A Perspectiva Sócio-Histórica demonstra assim que a realidade concreta na qual a criança está inserida é de vital importância na definição de seu psiquismo e no condicionamento de seu desenvolvimento e por isso foram possíveis as colocações acima. Assim, é necessário que se ressalve nesse texto que, Vigotski, Luria e Leontiev não se detiveram apenas a escrever e estudar sobre o desenvolvimento da criança relacionando-o com a aprendizagem. Antes, o conhecimento elaborado por esses autores se mostra capaz de “explicar” qualquer fenômeno afeto ao psiquismo humano, estabelecendo ainda uma relação importante com o desenvolvimento do sistema capitalista nesse processo. Por isso, essa teoria mostra-se mais que suficiente, inclusive para possibilitar a compreensão da influência da violência doméstica no desenvolvimento e no psiquismo da criança.

Nesse intento, a perspectiva crítica sobre a qual destacou-se as formulações de Engels e Martin-Baró, mostram-se também competentes a “explicar” a violência e são extensivas a violência doméstica. Dessa maneira, tornou-se possível que a violência doméstica fosse compreendida sobre uma ótica totalmente diferenciada, portadora de elementos e pressupostos particulares mas que também está relacionada a organização econômica da sociedade atual.
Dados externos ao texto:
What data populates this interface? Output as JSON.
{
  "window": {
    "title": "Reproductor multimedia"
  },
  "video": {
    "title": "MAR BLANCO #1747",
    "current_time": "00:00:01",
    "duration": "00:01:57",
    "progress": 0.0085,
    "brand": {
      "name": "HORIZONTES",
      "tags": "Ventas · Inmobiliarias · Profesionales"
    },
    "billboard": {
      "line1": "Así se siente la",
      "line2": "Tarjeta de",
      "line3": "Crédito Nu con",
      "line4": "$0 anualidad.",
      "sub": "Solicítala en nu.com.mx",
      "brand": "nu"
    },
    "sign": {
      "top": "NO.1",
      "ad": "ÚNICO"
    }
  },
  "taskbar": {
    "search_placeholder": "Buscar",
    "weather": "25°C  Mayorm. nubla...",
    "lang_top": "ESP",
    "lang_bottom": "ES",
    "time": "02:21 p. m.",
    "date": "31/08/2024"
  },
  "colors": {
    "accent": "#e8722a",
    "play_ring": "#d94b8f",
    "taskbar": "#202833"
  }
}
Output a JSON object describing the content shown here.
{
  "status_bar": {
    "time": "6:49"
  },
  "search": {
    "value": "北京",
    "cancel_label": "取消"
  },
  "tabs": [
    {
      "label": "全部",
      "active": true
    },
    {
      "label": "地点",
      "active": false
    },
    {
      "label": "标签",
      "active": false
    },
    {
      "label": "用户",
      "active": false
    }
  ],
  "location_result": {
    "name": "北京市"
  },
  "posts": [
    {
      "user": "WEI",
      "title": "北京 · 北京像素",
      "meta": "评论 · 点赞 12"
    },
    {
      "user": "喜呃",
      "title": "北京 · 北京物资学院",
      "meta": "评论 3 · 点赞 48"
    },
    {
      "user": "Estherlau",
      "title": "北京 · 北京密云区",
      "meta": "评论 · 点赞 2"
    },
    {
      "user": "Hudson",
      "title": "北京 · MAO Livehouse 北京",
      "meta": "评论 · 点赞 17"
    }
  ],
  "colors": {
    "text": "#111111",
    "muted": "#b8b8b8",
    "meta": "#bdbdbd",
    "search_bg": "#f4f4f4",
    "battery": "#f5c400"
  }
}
Entretanto, conforme salientado no início desse capítulo, esse conhecimento sobre a criança vítima de violência doméstica está em construção constante, obedecendo a ordem dialética natural na qual a sociedade se desenvolve constantemente. A partir da realização desse estudo foi possível perceber como é necessário ainda uma maior aproximação à teorias criticas de compreensão do psiquismo e do desenvolvimento humano e sobre a violência e que ainda não estão suficientemente esgotadas no meio acadêmico. Por isso, há necessidade de maior aprofundamento sobre os temas em questão.

Sobretudo deseja-se afirmar mais uma vez, que foi possível se perceber que há necessidade de um compromisso com a infância, sobretudo a vítima de violência doméstica. Nesse sentido é necessário que sempre se procure dar “voz” a esse “segmento”, que além de ser vitimizado dentro do ambiente doméstico, acaba também sendo secundarizado em outras instâncias do fazer humano.